One of the loafers, who had been assisting the blacksmith by holding his pipe while he dove into the machinery, languidly motioned toward the new arrival. Benijah adjusted his spectacles and walked over to the wagon.

"Who is it?" he asked crossly. Then, as he recognized his visitor, he grunted: "Ugh! it's you, hey. Well, what do YOU want?"

"Want you to put a new shoe on this horse of mine," replied Seth, not too graciously.

"Is that so! Well, I'm busy."

"I don't care if you be. I guess you ain't so busy you can't do a job of work. If you are, you're richer'n I ever heard you was."

"I want to know! Maybe I'm particular who I work for, Seth Atkins."

"Maybe you are. I ain't so particular; if I was, I wouldn't come here, I tell you that. This horse of mine's got a loose shoe, and I want him attended to quick."

"Thought you said you'd never trust me with another job."

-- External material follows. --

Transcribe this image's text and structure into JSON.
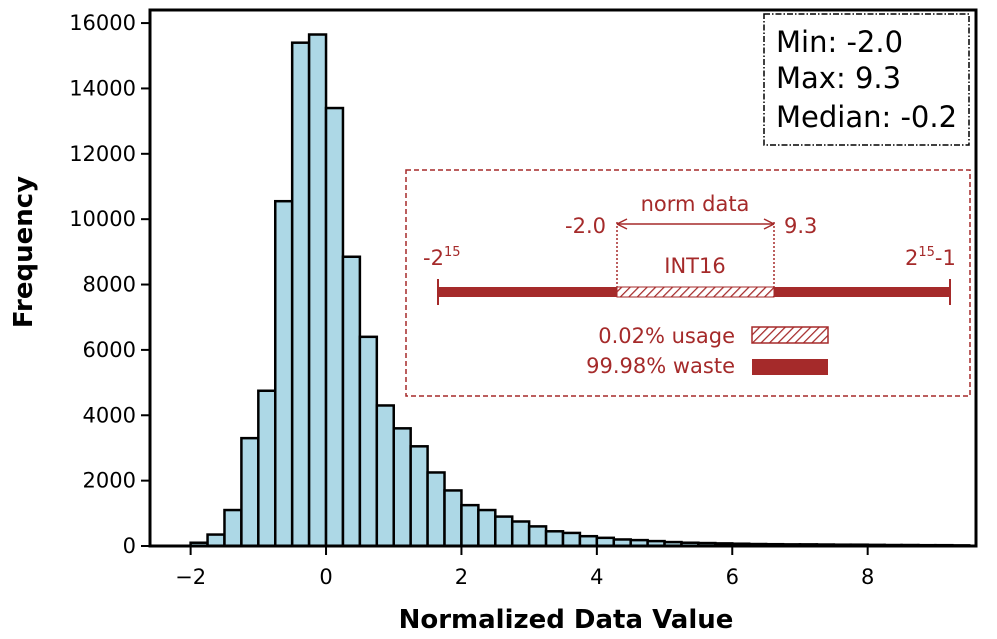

"I ain't trustin' you now. I'll be here while it's done. And I ain't askin' you to trust me, neither. I'll pay cash—cash, d'ye understand?"

The bystanders grinned. Mr. Ellis's frown deepened. "I'm busy," he declared, with importance. "I've got Mr. Delancey Barry's automobile to fix, and I can't stop to bother with horses—specially certain kind of horses."

This sneer at Joshua roused his owner's ire. He dropped the reins and sprang to the ground.

"See here, Benije Ellis," he growled, advancing upon the repairer of automobiles, who retreated a step or two with promptness. "I don't care what you're fixin', nor whose it is, neither. I guess 'twill be 'fixed' all right when you get through with it, but that ain't neither here nor there. And it don't make no difference if it does belong to Mr. Barry. If 'twas Elijah's chariot of fire 'twould be just the same. That auto won't be done this afternoon, and nobody expects it to be. Here's my horse sufferin' to be shod; I want him shod and I've got the money to pay for it. When it's winter time you're around cryin' that you can't earn money to pay your bills. Now, just because it's summer and there's city big-bugs in the neighborhood innocent enough to let you tinker with their autos—though they'll never do it but once—I don't propose to be put off. If you won't shoe this horse of mine I'll know it's because you've got so much money you don't need more. And if that's the case, there's a whole lot of folks would be mighty glad to know it—Henry G. Goodspeed for one. I'm goin' up to his store now. Shall I tell him?"